Vigésimo: Por tanto, se advierte de la sentencia impugnada que cumple con los requisitos que prevén los incisos 3) y 4) del artículo 122° del Código Procesal Civil, modificado por el artículo 1° de la Ley N° 27524, publicada el seis de octubre de dos mil uno, es decir, que al resolver el presente proceso, no ha vulnerado la garantía constitucional del derecho a la motivación de las resoluciones judiciales; por lo que, no existe infracción normativa del inciso 5) del artículo 139° de la Constitución Política del Perú, motivo por el cual la causal señalada deviene en infundada.

Por estas consideraciones:

FALLO

Declararon INFUNDADO el recurso de casación interpuesto por la empresa demandada, Corporación Cerámica S.A., mediante escrito de fecha treinta de junio de dos mil catorce, que corre en fojas doscientos cuarenta y dos a doscientos sesenta y siete; en consecuencia, NO CASARON la Sentencia de Vista de fecha dieciséis de junio de dos mil catorce, que corre en fojas ciento noventa y ocho a doscientos doce; y ORDENARON la publicación de la presente resolución en el Diario Oficial “El Peruano” conforme a ley; en el proceso seguido por el demandante, Sindicato de Trabajadores de Corporación Cerámica S.A., sobre impugnación de reglamento interno de trabajo; interviniendo como ponente el señor juez supremo Yrivarren Fallaque, y los devolvieron.

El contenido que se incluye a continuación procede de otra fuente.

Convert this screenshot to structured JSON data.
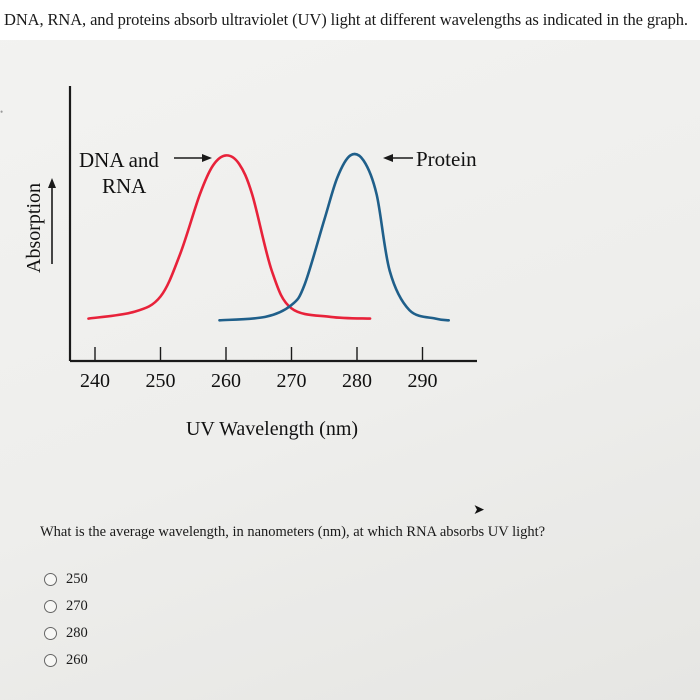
{
  "question": {
    "text": "DNA, RNA, and proteins absorb ultraviolet (UV) light at different wavelengths as indicated in the graph."
  },
  "colors": {
    "dna_rna_curve": "#e8223a",
    "protein_curve": "#1f5f8a",
    "axis": "#1a1a1a"
  },
  "chart_data": {
    "type": "line",
    "xlabel": "UV Wavelength (nm)",
    "ylabel": "Absorption",
    "xticks": [
      240,
      250,
      260,
      270,
      280,
      290
    ],
    "xlim": [
      236,
      295
    ],
    "ylim": [
      0,
      1
    ],
    "grid": false,
    "series": [
      {
        "name": "DNA and RNA",
        "x": [
          239,
          246,
          250,
          253,
          256,
          258,
          260,
          262,
          264,
          267,
          270,
          276,
          282
        ],
        "y": [
          0.02,
          0.06,
          0.15,
          0.4,
          0.75,
          0.92,
          0.98,
          0.93,
          0.75,
          0.3,
          0.08,
          0.03,
          0.02
        ]
      },
      {
        "name": "Protein",
        "x": [
          259,
          266,
          270,
          272,
          275,
          277,
          279,
          281,
          283,
          285,
          288,
          292,
          294
        ],
        "y": [
          0.01,
          0.03,
          0.1,
          0.22,
          0.6,
          0.85,
          0.98,
          0.95,
          0.75,
          0.3,
          0.07,
          0.02,
          0.01
        ]
      }
    ],
    "annotations": [
      {
        "text_lines": [
          "DNA and",
          "RNA"
        ],
        "arrow_target": "DNA and RNA peak"
      },
      {
        "text_lines": [
          "Protein"
        ],
        "arrow_target": "Protein peak"
      }
    ]
  },
  "prompt": {
    "text": "What is the average wavelength, in nanometers (nm), at which RNA absorbs UV light?"
  },
  "answers": {
    "options": [
      "250",
      "270",
      "280",
      "260"
    ]
  }
}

S.S. YRIVARREN FALLAQUE, CHAVES ZAPATER, ARIAS LAZARTE, DE LA ROSA BEDRIÑANA, MALCA GUAYLUPO

W-1445575-112


 

[1] Ley N° 29497 – Nueva Ley Procesal del Trabajo
Artículo 39.- Consecuencias del recurso de casación declarado fundado. Si el recurso de casación es declarado fundado, la Sala Suprema casa la resolución recurrida y resuelve el conflicto sin devolver el proceso a la instancia inferior. El pronunciamiento se limita al ámbito del derecho conculcado y no abarca, si los hubiere, los aspectos de cuantía económica, los cuales deben ser liquidados por el juzgado de origen. En caso de que la infracción normativa estuviera referida a algún elemento de la tutela jurisdiccional o el debido proceso, la Sala Suprema dispone la nulidad de la misma y, en ese caso, ordena que la sala laboral emita un nuevo fallo, de acuerdo a los criterios previstos en la resolución casatoria; o declara nulo todo lo actuado hasta la etapa en que la infracción se cometió.

[2] Artículo 88° literal t): “Le está prohibido al trabajador (…) t) Las demás que la empresa señale o que la ley establezca”

[3] TOYAMA MIYAGUSUKU, Jorge. Instituciones del Derecho Laboral, Editorial Gaceta Jurídica. 2° Edición, Lima, 2005, 205-206 pp.

[4] Artículo 9° (primer párrafo):“Por la subordinación, el trabajador presta sus servicios bajo la dirección de su empleador, el cual tiene facultades para normar reglamentariamente las labores, dictar las órdenes necesarias para la ejecución de las mismas, y sancionar disciplinariamente, dentro de los límites de la razonabilidad, cualquier infracción o incumplimiento de las obligaciones a cargo del trabajador”.